Ruby let her voice trail off as she thought about the masks. There was a classification for this type of work. 2-B. Men necessary to national defense, therefore nondraftable. Daddy was too old for war, but her husband and P.J. worked at Young Manufacturing. Topper would work there, too. Ruby let loose a relieved smile.

“This isn’t about any gas masks.…” Topper gently touched her arm. “Pops is ill, Red. You have to see that. He looks terrible.”

Ruby whipped out of his reach.

“Has anyone ever told you that you’re a real Sally Sunshine? He seems a tad beleaguered, like I said, but Mother would tell us if he were sick.”

“Would she?”

Topper turned and took his shot, missing the green by a hair.

“Well, goddammit,” he said. “Close is never good enough.”

“That shot is decent and you know it. A slight breeze could nudge it into the right spot. And, by the way, Daddy is not sick.”

“Use your eyes,” Topper said. “And that precious brain of yours. Time to poke your cute head from beneath the rock. Dad is not himself. Your shot, Ruby. I recommend a seven iron.”

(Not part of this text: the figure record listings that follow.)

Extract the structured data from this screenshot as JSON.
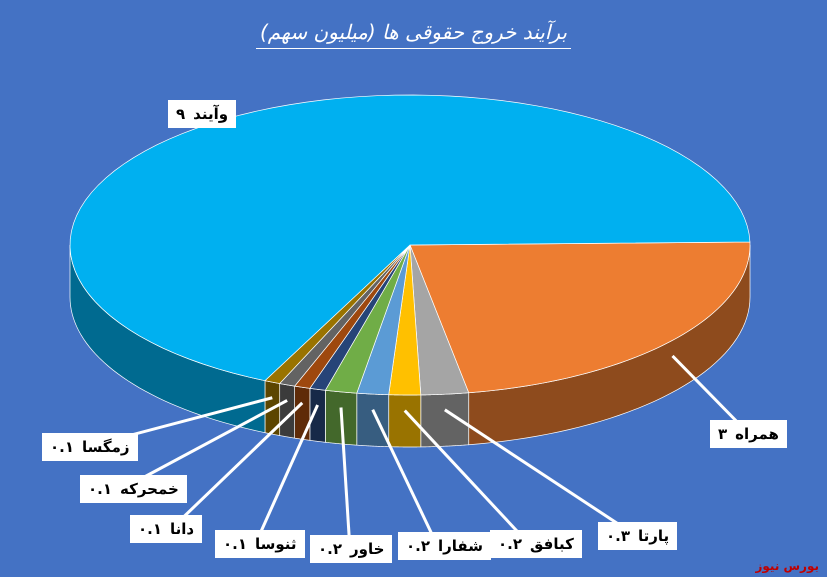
{
  "chart_data": {
    "type": "pie3d",
    "title": "برآیند خروج حقوقی ها (میلیون سهم)",
    "watermark": "بورس نیوز",
    "categories": [
      "همراه",
      "پارتا",
      "کبافق",
      "شفارا",
      "خاور",
      "ثنوسا",
      "دانا",
      "خمحرکه",
      "زمگسا",
      "وآیند"
    ],
    "values": [
      3,
      0.3,
      0.2,
      0.2,
      0.2,
      0.1,
      0.1,
      0.1,
      0.1,
      9
    ],
    "value_labels": [
      "۳",
      "۰.۳",
      "۰.۲",
      "۰.۲",
      "۰.۲",
      "۰.۱",
      "۰.۱",
      "۰.۱",
      "۰.۱",
      "۹"
    ],
    "colors": [
      "#ed7d31",
      "#a5a5a5",
      "#ffc000",
      "#5b9bd5",
      "#70ad47",
      "#264478",
      "#9e480e",
      "#636363",
      "#997300",
      "#00b0f0"
    ]
  }
}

“If I wanted advice, I’d have used a caddy.”

Ruby pulled out a seven iron anyway and knocked the ball a yard from the hole.

“Not too shabby,” Topper said.

He reached for his putter and, with one swift stroke, the ball plunked into the hole. A birdie. His third of the day.

“Nice one,” Ruby griped.

Her second shot had been much better than Topper’s, but now the best Ruby could do was to match him on this hole. All that and she’d still be twelve strokes back. Ruby was always playing from behind.

“Go to it, sis,” he said.

Ruby clomped up to her ball and examined it from every angle, like Topper would, though she sorely lacked his golfing precision.

“Well, if Daddy is sick,” she said, still kneeling, “then you should do something about Hattie.”

Ruby stood and plinked the ball. It missed the hole by one inch wide to the right.

“What do you mean ‘do something’?” Topper asked. “Come on, Red, you can putt better than that.”